The issue here seems to be a choice between following the terminology in a strict way, or being a little loose with the terminology for the sake of preserving "truthiness". I tend to lean towards the latter, but I respect those who (perhaps following the French tradition of mathematical excellence) prefer the former.

8 JeanFrancoisPuget commented Permalink

Pete,

 
thank you for your comment. Have you considered a diplomatic career (thinking of what you write about French mathematical excellence...) ?
 
I respect and understand when experts say "TSP is NP complete" as a shortcut for "the decision problem of deciding if a tour of length less than L exists is NP complete". I hope I didn't convey the idea that computer science experts have a confused view here. I am more concerned about layman reading such experts, then wrongly concluding that it is easy to show that a feasible solution to a combinatorial optimization problem is optimal.
 
I sincerely think that calling TSP NP Complete is misleading non experts. Said differently, I strongly disagree with what you say: " the key insight is that the optimization problem has the property of being hard to optimize but easy to validate." Indeed, validating that a tour is of minimal length is far from being easy. Finding a polynomial way to do it would mean P= NP, which everyone agrees would be a tremendous achievement. That's why I wrote this post. I would not have bothered writing if it was merely about an abuse of mathematical language.

9 cumthsc commented Permalink

One can read the statement "Optimization problem X is NP-complete" either as shorthand for the (correct) statement "The decision form of problem X is NP-complete" or as a misstatement of "Optimization problem X is NP-hard." We who know the language generally give others who know the language the benefit of the doubt and assume they mean the former. I tend to lapse into that form in class after a while because the constant repetition of the phrase "the decision form of" gets tiresome.

 
I think Jean Francois is concerned that non-experts will make the latter reading and take as their lesson the erroneous interpretation. I'm not so sure that, for most non-experts, it makes much difference. For the non-student of complexity, I think "NP-complete" is mostly just a high-sounding way of saying "hard". For the new student of complexity, getting these concepts clear is what they are there for, and instructors do need to make sure that the full expression has been drummed into students' minds before introducing the shorthand.

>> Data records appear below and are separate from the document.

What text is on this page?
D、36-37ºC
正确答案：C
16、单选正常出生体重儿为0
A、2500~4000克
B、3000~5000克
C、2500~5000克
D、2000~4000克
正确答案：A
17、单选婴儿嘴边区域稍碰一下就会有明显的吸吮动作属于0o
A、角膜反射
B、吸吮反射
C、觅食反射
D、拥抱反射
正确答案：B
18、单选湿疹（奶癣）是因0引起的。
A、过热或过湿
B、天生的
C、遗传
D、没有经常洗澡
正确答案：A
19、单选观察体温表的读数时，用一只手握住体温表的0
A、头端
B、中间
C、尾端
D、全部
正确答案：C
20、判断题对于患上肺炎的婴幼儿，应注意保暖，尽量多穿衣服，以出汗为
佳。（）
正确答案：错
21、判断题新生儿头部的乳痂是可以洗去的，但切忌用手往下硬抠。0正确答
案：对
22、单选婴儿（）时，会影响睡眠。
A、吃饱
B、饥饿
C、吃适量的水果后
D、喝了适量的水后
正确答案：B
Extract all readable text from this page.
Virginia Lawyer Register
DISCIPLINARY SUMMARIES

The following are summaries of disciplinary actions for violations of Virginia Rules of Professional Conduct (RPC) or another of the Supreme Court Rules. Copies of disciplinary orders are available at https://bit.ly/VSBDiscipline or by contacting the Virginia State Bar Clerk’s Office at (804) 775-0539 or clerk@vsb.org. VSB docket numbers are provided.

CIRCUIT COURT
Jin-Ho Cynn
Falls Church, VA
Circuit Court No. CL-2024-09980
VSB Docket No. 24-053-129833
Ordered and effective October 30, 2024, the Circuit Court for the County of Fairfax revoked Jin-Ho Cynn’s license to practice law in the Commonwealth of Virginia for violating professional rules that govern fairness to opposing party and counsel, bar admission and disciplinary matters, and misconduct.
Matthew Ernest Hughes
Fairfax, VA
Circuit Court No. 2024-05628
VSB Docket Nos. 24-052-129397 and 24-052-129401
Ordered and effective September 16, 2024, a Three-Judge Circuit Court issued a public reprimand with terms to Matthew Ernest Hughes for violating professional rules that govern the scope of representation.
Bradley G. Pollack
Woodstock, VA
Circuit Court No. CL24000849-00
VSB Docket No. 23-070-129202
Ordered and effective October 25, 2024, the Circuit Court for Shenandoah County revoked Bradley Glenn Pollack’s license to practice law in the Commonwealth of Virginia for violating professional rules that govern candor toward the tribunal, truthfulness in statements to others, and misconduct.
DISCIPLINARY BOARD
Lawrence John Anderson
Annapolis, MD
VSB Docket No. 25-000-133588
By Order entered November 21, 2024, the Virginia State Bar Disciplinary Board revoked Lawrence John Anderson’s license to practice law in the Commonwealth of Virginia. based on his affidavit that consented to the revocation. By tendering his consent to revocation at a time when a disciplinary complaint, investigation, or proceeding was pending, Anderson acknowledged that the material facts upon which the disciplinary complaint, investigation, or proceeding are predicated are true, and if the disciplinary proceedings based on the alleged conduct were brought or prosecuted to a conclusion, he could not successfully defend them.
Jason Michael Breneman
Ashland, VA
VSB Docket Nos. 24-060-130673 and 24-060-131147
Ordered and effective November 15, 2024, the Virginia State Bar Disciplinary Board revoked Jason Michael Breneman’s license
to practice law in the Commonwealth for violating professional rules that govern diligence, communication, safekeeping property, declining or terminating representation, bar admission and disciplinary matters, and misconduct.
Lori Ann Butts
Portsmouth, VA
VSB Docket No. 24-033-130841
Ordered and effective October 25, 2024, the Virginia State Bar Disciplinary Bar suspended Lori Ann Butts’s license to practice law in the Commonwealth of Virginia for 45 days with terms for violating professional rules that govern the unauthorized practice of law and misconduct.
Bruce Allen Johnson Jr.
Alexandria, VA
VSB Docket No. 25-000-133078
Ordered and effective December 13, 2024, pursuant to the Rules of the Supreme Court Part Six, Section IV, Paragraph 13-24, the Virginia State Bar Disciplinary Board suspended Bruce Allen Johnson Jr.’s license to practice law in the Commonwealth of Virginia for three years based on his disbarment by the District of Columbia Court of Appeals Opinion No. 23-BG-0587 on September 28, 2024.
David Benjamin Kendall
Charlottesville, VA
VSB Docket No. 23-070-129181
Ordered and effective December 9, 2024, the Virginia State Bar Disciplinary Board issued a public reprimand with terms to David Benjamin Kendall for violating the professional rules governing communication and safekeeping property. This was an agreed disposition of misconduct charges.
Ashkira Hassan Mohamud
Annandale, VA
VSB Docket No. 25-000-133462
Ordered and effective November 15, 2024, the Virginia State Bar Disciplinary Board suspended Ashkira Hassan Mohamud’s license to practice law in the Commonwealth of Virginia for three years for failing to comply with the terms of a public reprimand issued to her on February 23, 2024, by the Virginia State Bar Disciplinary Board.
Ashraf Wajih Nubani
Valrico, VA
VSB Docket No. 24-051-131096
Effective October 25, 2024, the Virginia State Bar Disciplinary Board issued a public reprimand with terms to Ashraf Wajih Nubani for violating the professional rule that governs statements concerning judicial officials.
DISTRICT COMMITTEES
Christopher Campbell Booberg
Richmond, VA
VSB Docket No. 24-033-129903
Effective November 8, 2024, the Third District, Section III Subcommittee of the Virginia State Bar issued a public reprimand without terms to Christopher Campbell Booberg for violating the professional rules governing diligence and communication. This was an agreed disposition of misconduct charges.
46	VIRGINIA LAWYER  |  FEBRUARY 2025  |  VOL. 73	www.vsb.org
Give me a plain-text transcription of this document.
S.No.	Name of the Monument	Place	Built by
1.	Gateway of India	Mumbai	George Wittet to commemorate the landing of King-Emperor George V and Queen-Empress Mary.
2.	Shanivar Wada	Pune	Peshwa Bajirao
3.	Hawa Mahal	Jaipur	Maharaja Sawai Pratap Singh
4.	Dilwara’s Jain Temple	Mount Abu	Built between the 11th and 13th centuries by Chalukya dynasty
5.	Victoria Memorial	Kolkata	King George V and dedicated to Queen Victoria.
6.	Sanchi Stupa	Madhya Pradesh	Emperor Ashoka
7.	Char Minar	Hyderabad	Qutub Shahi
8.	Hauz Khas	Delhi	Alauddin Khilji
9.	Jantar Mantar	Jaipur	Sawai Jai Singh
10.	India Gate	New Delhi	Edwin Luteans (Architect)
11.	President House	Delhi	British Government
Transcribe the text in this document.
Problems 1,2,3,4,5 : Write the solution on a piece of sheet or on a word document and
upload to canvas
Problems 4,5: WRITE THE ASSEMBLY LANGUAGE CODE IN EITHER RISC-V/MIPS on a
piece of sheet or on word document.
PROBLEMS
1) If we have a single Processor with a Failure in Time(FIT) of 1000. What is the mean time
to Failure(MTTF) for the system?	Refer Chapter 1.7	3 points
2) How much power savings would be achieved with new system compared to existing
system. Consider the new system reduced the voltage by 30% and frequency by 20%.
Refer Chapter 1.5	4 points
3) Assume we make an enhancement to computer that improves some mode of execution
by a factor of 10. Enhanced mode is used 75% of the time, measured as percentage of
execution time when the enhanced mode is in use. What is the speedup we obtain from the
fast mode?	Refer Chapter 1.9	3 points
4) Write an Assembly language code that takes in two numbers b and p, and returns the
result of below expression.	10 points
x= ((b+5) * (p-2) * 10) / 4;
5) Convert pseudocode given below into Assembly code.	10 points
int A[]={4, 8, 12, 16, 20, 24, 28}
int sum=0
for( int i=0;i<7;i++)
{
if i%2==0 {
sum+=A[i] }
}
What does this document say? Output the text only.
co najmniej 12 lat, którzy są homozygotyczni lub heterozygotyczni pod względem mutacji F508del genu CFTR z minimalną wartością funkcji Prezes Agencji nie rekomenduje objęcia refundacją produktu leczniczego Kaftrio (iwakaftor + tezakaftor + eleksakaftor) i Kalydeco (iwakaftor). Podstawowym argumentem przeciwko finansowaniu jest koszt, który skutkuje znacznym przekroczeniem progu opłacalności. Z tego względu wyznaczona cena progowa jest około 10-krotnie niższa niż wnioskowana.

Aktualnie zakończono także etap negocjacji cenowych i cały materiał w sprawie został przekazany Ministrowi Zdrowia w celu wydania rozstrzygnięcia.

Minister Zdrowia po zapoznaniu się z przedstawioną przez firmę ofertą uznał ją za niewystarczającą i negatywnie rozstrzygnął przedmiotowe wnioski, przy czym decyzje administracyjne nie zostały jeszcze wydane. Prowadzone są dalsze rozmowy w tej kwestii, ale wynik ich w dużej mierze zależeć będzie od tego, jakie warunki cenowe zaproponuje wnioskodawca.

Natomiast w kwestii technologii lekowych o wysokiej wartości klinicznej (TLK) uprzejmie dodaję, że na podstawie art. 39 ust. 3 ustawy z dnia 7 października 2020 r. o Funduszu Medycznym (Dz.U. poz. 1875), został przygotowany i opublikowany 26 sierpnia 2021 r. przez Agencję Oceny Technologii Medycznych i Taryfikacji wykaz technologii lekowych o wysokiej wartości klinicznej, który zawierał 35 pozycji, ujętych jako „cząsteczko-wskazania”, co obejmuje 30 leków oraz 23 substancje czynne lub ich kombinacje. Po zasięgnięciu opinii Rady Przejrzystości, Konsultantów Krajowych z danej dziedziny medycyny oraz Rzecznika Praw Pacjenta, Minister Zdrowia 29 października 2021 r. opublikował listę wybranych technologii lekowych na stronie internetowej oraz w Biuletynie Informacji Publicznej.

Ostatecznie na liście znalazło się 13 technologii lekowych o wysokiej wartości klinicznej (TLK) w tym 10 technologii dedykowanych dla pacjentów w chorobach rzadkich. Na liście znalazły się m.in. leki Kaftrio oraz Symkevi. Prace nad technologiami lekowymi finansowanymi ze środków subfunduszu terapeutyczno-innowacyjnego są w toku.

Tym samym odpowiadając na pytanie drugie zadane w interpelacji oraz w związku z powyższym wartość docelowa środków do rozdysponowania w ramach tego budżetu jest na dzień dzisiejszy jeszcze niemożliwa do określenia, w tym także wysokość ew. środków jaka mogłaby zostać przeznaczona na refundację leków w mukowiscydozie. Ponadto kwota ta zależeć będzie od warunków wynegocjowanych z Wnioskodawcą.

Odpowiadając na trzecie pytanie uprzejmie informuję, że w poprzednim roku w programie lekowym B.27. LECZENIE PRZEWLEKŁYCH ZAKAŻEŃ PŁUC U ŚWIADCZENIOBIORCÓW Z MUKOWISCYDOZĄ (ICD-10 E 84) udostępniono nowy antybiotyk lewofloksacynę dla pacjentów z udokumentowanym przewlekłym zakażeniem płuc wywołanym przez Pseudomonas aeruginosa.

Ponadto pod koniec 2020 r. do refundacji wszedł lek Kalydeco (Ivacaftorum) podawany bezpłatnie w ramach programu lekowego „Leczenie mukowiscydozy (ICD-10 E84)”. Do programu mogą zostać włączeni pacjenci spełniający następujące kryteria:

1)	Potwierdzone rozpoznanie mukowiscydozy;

I admit, when I was first exposed to these ideas as related to optimization, I found the "NP-easy" part for optimization problems a little confusing. "What does a polynomial certificate for shortest tour even look like?" (I also admit that once or twice, I got the direction of the reduction for the "NP-hard" part backward. Making either of those mistakes on a homework problem quickly leads to a sudden moment of clarity!) It has made me a more careful instructor to remember those moments.

10 pjcpjcpjc commented Permalink

JFP

 
TSP is easy to validate in the following sense. Given a sequence of moves, it is easy to determine if this sequence is a valid tour, and if so, it is also easy to compute the total cost of this tour.
 
But, yes, it is computationally hard to determine if this total cost is the minimum possible cost. I did not mean to imply otherwise.
 
I find topics like this fascinating. I think it's interesting that there is genuine disagreement about how to discuss these problems with lay-readers. I will write a blog post on this topic myself, and let you know when it's live.

11 JeanFrancoisPuget commented Permalink

Matthew, Pete, thank you for your comments. i've rewritten the end of my post to take some of them into account.